Skocz do zawartości

Rekomendowane odpowiedzi

Opublikowano

Witam, mam nadzieję, że tytuł był na tyle prowokujący, aby dużo forumowiczów "tu" zajrzało. :twisted2:

 

Moja historię postanowiłem napisać tak trochę dla przestrogi. Zacznę od początku.

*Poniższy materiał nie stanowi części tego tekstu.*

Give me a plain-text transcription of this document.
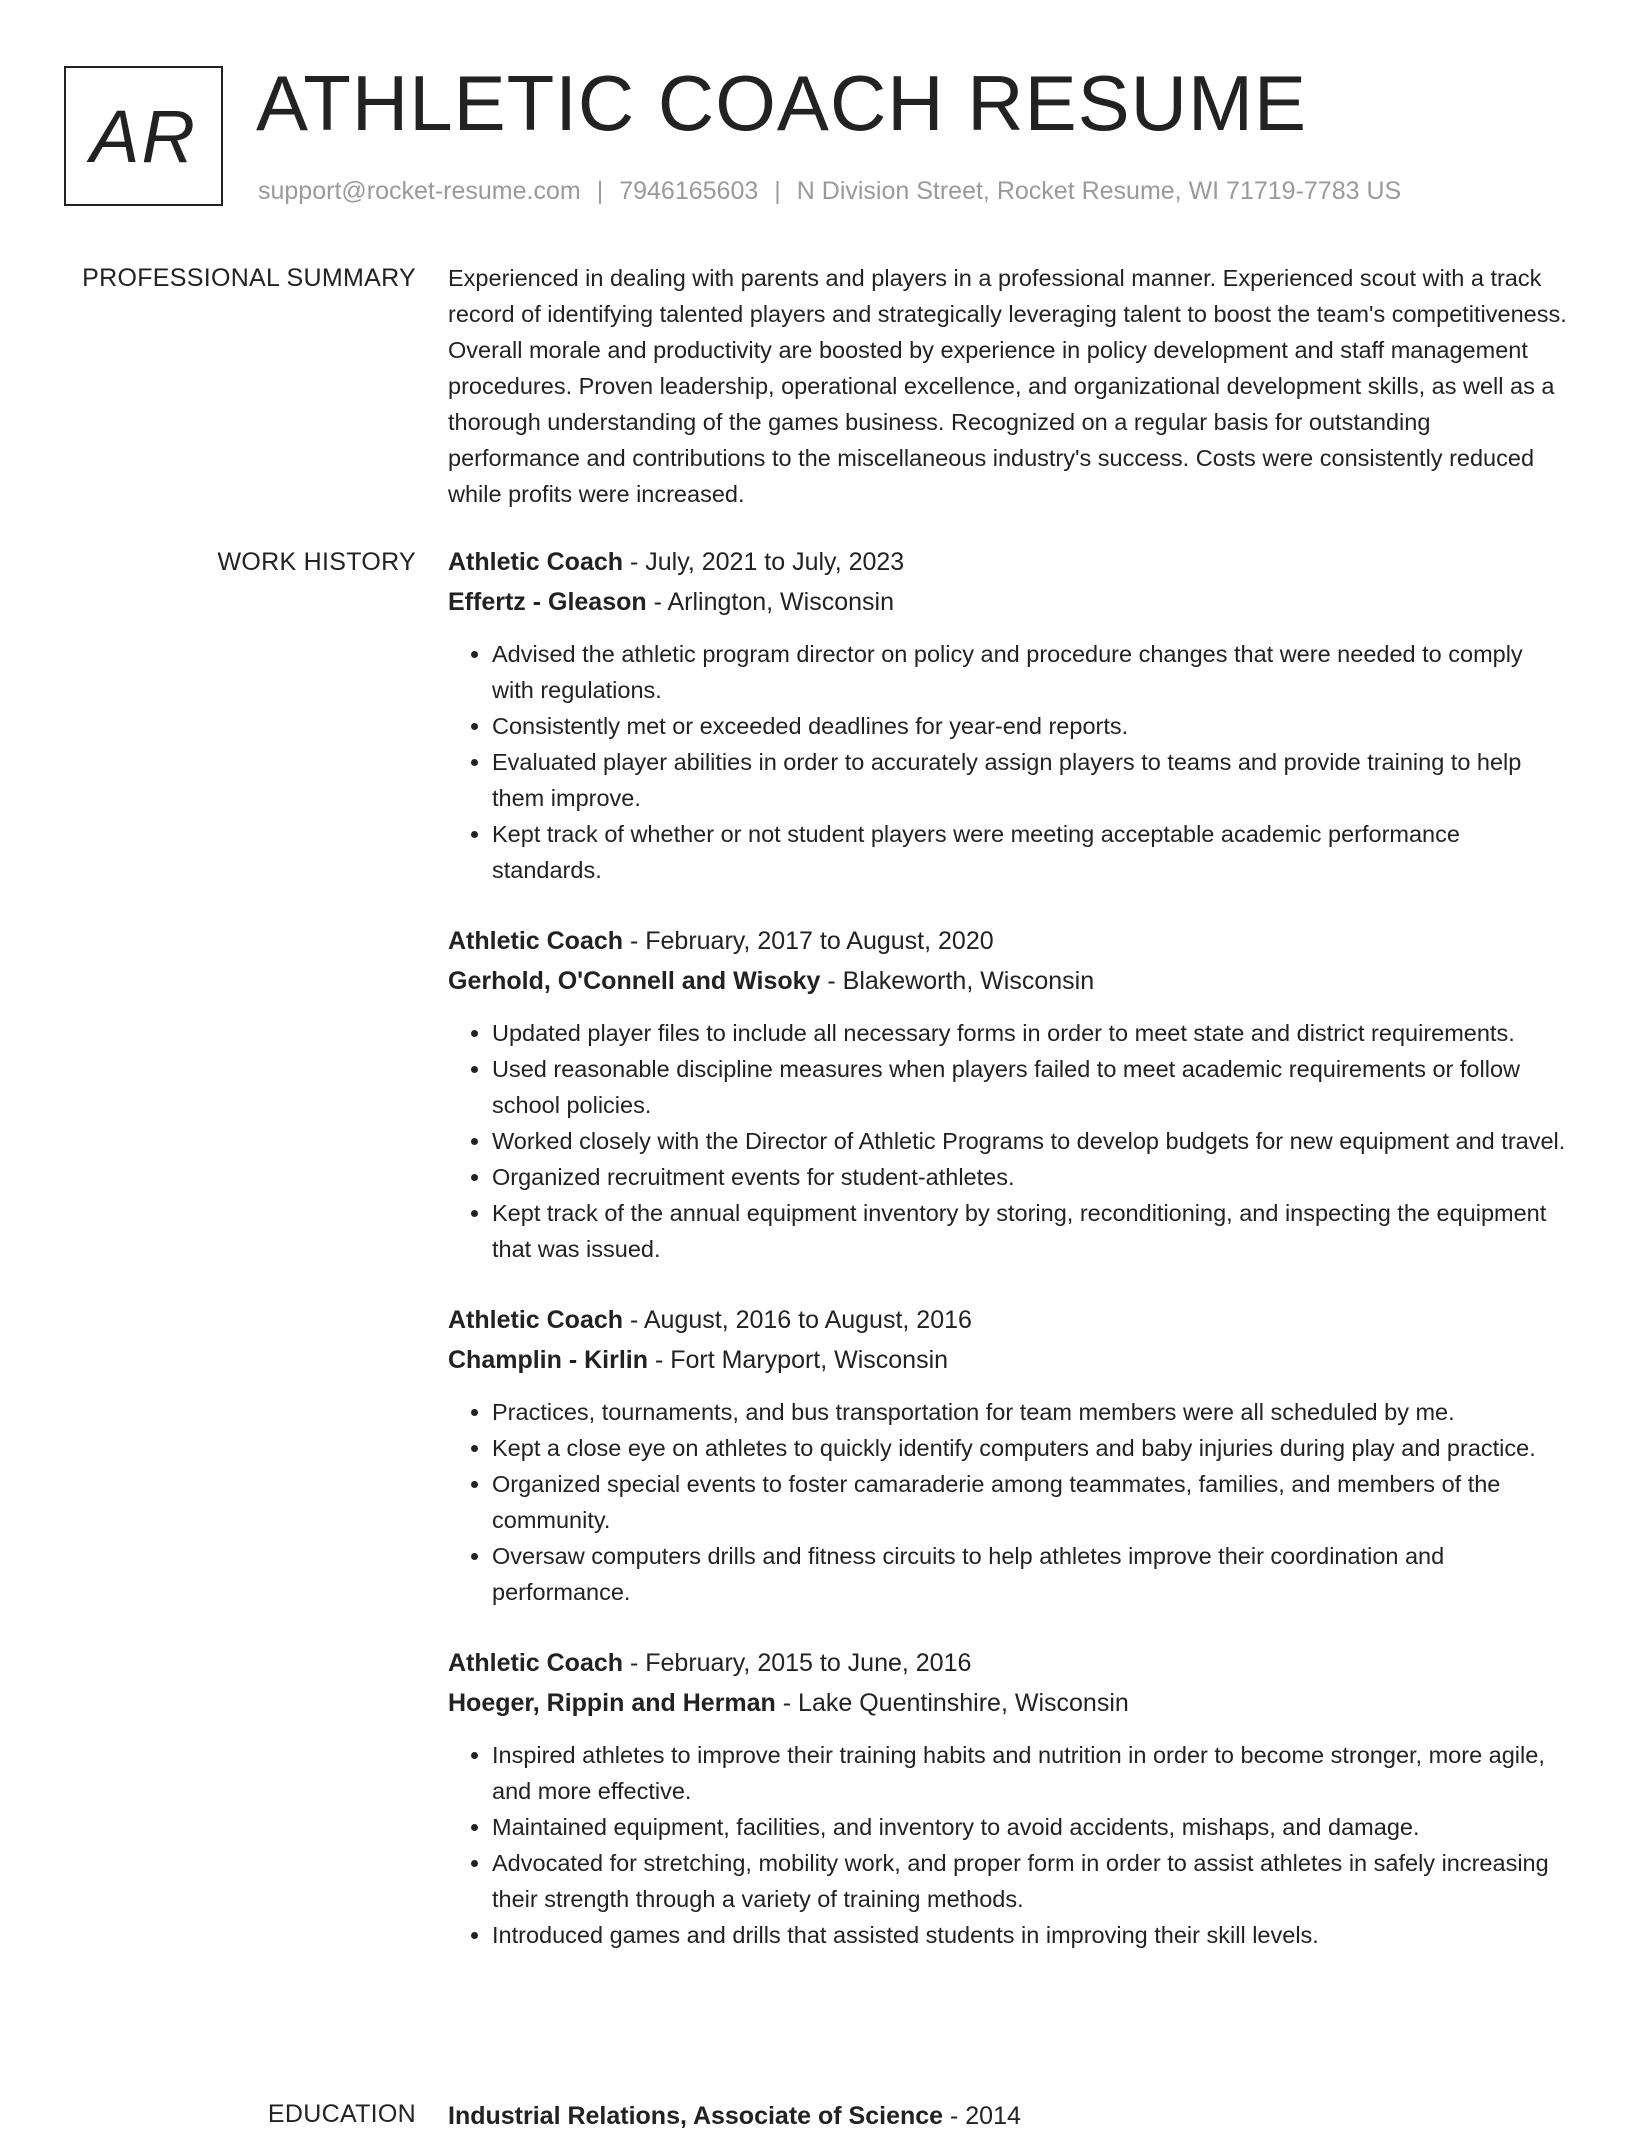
AR ATHLETIC COACH RESUME
support@rocket-resume.com | 7946165603 | N Division Street, Rocket Resume, WI 71719-7783 US
PROFESSIONAL SUMMARY Experienced in dealing with parents and players in a professional manner. Experienced scout with a track record of identifying talented players and strategically leveraging talent to boost the team's competitiveness. Overall morale and productivity are boosted by experience in policy development and staff management procedures. Proven leadership, operational excellence, and organizational development skills, as well as a thorough understanding of the games business. Recognized on a regular basis for outstanding performance and contributions to the miscellaneous industry's success. Costs were consistently reduced while profits were increased.

WORK HISTORY Athletic Coach - July, 2021 to July, 2023
Effertz - Gleason - Arlington, Wisconsin
• Advised the athletic program director on policy and procedure changes that were needed to comply with regulations.
• Consistently met or exceeded deadlines for year-end reports.
• Evaluated player abilities in order to accurately assign players to teams and provide training to help them improve.
• Kept track of whether or not student players were meeting acceptable academic performance standards.
Athletic Coach - February, 2017 to August, 2020
Gerhold, O'Connell and Wisoky - Blakeworth, Wisconsin
• Updated player files to include all necessary forms in order to meet state and district requirements.
• Used reasonable discipline measures when players failed to meet academic requirements or follow school policies.
• Worked closely with the Director of Athletic Programs to develop budgets for new equipment and travel.
• Organized recruitment events for student-athletes.
• Kept track of the annual equipment inventory by storing, reconditioning, and inspecting the equipment that was issued.
Athletic Coach - August, 2016 to August, 2016
Champlin - Kirlin - Fort Maryport, Wisconsin
• Practices, tournaments, and bus transportation for team members were all scheduled by me.
• Kept a close eye on athletes to quickly identify computers and baby injuries during play and practice.
• Organized special events to foster camaraderie among teammates, families, and members of the community.
• Oversaw computers drills and fitness circuits to help athletes improve their coordination and performance.
Athletic Coach - February, 2015 to June, 2016
Hoeger, Rippin and Herman - Lake Quentinshire, Wisconsin
• Inspired athletes to improve their training habits and nutrition in order to become stronger, more agile, and more effective.
• Maintained equipment, facilities, and inventory to avoid accidents, mishaps, and damage.
• Advocated for stretching, mobility work, and proper form in order to assist athletes in safely increasing their strength through a variety of training methods.
• Introduced games and drills that assisted students in improving their skill levels.
EDUCATION Industrial Relations, Associate of Science - 2014
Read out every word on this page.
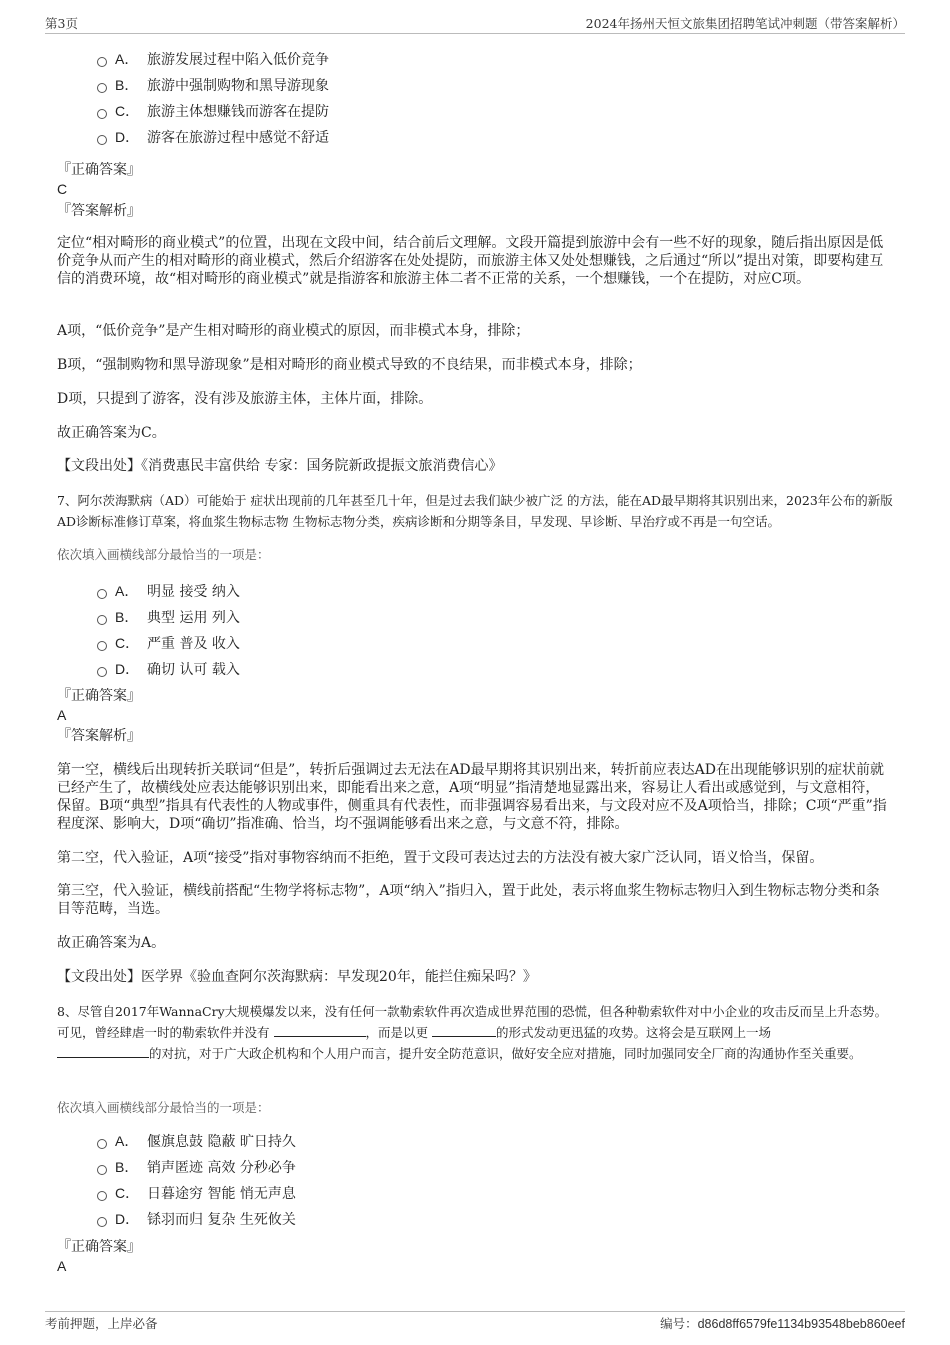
第3页	2024年扬州天恒文旅集团招聘笔试冲刺题（带答案解析）
A． 旅游发展过程中陷入低价竞争
B． 旅游中强制购物和黑导游现象
C． 旅游主体想赚钱而游客在提防
D． 游客在旅游过程中感觉不舒适
『正确答案』
C
『答案解析』
定位“相对畸形的商业模式”的位置，出现在文段中间，结合前后文理解。文段开篇提到旅游中会有一些不好的现象，随后指出原因是低价竞争从而产生的相对畸形的商业模式，然后介绍游客在处处提防，而旅游主体又处处想赚钱，之后通过“所以”提出对策，即要构建互信的消费环境，故“相对畸形的商业模式”就是指游客和旅游主体二者不正常的关系，一个想赚钱，一个在提防，对应C项。
A项，“低价竞争”是产生相对畸形的商业模式的原因，而非模式本身，排除；
B项，“强制购物和黑导游现象”是相对畸形的商业模式导致的不良结果，而非模式本身，排除；
D项，只提到了游客，没有涉及旅游主体，主体片面，排除。
故正确答案为C。
【文段出处】《消费惠民丰富供给 专家：国务院新政提振文旅消费信心》
7、阿尔茨海默病（AD）可能始于 症状出现前的几年甚至几十年，但是过去我们缺少被广泛 的方法，能在AD最早期将其识别出来，2023年公布的新版AD诊断标准修订草案，将血浆生物标志物 生物标志物分类，疾病诊断和分期等条目，早发现、早诊断、早治疗或不再是一句空话。
依次填入画横线部分最恰当的一项是：
A． 明显 接受 纳入
B． 典型 运用 列入
C． 严重 普及 收入
D． 确切 认可 载入
『正确答案』
A
『答案解析』
第一空，横线后出现转折关联词“但是”，转折后强调过去无法在AD最早期将其识别出来，转折前应表达AD在出现能够识别的症状前就已经产生了，故横线处应表达能够识别出来，即能看出来之意，A项“明显”指清楚地显露出来，容易让人看出或感觉到，与文意相符，保留。B项“典型”指具有代表性的人物或事件，侧重具有代表性，而非强调容易看出来，与文段对应不及A项恰当，排除；C项“严重”指程度深、影响大，D项“确切”指准确、恰当，均不强调能够看出来之意，与文意不符，排除。
第二空，代入验证，A项“接受”指对事物容纳而不拒绝，置于文段可表达过去的方法没有被大家广泛认同，语义恰当，保留。
第三空，代入验证，横线前搭配“生物学将标志物”，A项“纳入”指归入，置于此处，表示将血浆生物标志物归入到生物标志物分类和条目等范畴，当选。
故正确答案为A。
【文段出处】医学界《验血查阿尔茨海默病：早发现20年，能拦住痴呆吗？》
8、尽管自2017年WannaCry大规模爆发以来，没有任何一款勒索软件再次造成世界范围的恐慌，但各种勒索软件对中小企业的攻击反而呈上升态势。可见，曾经肆虐一时的勒索软件并没有	，而是以更	的形式发动更迅猛的攻势。这将会是互联网上一场
的对抗，对于广大政企机构和个人用户而言，提升安全防范意识，做好安全应对措施，同时加强同安全厂商的沟通协作至关重要。
依次填入画横线部分最恰当的一项是：
A． 偃旗息鼓 隐蔽 旷日持久
B． 销声匿迹 高效 分秒必争
C． 日暮途穷 智能 悄无声息
D． 铩羽而归 复杂 生死攸关
『正确答案』
A
考前押题，上岸必备	编号：d86d8ff6579fe1134b93548beb860eef
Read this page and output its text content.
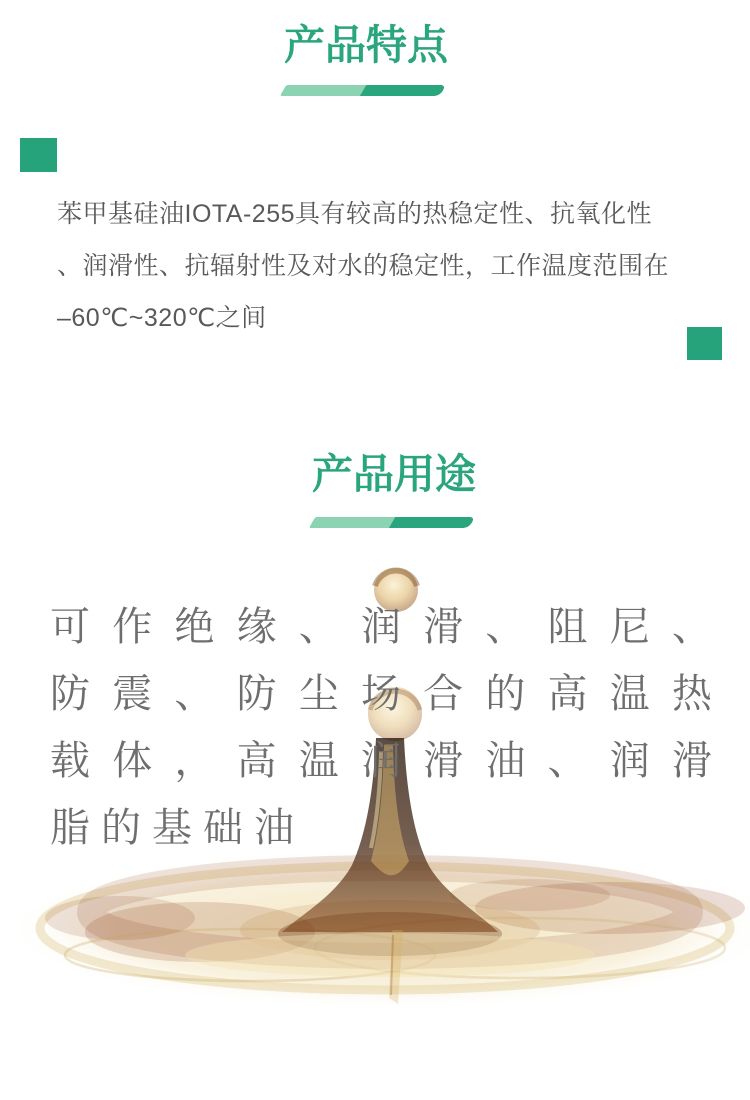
产品特点
苯甲基硅油IOTA-255具有较高的热稳定性、抗氧化性
、润滑性、抗辐射性及对水的稳定性，工作温度范围在
–60℃~320℃之间
产品用途
可 作 绝 缘 、 润 滑 、 阻 尼 、
防 震 、 防 尘 场 合 的 高 温 热
载 体 ， 高 温 润 滑 油 、 润 滑
脂的基础油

W ubiegłym roku w zimie zmieniłem dźwigienki i hydroregulatory. Wałek stary, bo wydawał się być OK. Już nie pamiętam, jakiej firmy były części, które znajomy mi zakładał. Po tej naprawie beti śmigała aż miło, naprawdę chciało się jeździć. :dance: :dance: Zalewałem Mobilem 10w40, był już spory przebieg (wtedy równo 200 000). Bałem się pełnym syntetykiem, nie wiedziałem, na czym beti jeździła wcześniej. Tak były trzy zmiany oleju - Mobil 10w40. Nadmienię, że silnik traktowany jak fabryka wymagała; dopóki zimny, to jazda na emeryta. Po uzyskaniu pionu przez wskazówkę od temperatury często i gęsto było czerwone pole, ale NIE nagminnie. :nienie: Jeśli klekotanie było to tylko przez CHWILĘ. Jakiś miesiąc temu znowu zmieniłem olej na Mobil 10w40 i jazda jak zwykle, spokojna i czasami małe szaleństwa - oczywiście w granicach rozsądku i możliwości m40. Po ok.1,5 tygodnia zaczęło się poklepywanie rozrządu. Najpierw sporadycznie, a po 2 - 3 dniach prawie cały czas. Na liczniku "ginie" jeden zielony klocek od oleju. Nie miała znaczenia temperatura silnika i otoczenia, stan oleju się zgadzał, obojętne były obroty, tak i tak klepało. :mad2: Patrzyłem na ekonomizer, jak by wzrosło spalanie. Jak by samochód stracił wigor. Pojawiła się myśl o zajeżdżonym rozrządzie. :mad2: :mad2: :mad2: Jakoś nie miałem czasu zajrzeć dokładniej pod machę, trochę też miałem nadzieję, że przejdzie samo. Nie przeszło. W ubiegłym tygodniu się wku... wnerwiłem i postanowiłem "zlikwidować tego bociana". Popatrzyłem na olej na bagnecie, czarny jak smoła. Myślę OK, bywa. W końcu to Polska, liczy się ilość nie jakość. :mad2: Doszedłem do wniosku, że zmienię olej. A co! Kupiłem Midlanda 10w40 (śmiejcie się, krzyczcie, że zły, już miałem markowego mobila :hand: ) zastanawiałem się jeszcze nad Shellem i Valvoline. Zalałem. Pierwsze 5 minut pracy leciutko (!) klepie, po drugich 5 min. przeszło. Przejażdżka - beta przyspiesza jak szalona, ekonomizer pokazuje "normalne" wskazania, ucicha klepanie.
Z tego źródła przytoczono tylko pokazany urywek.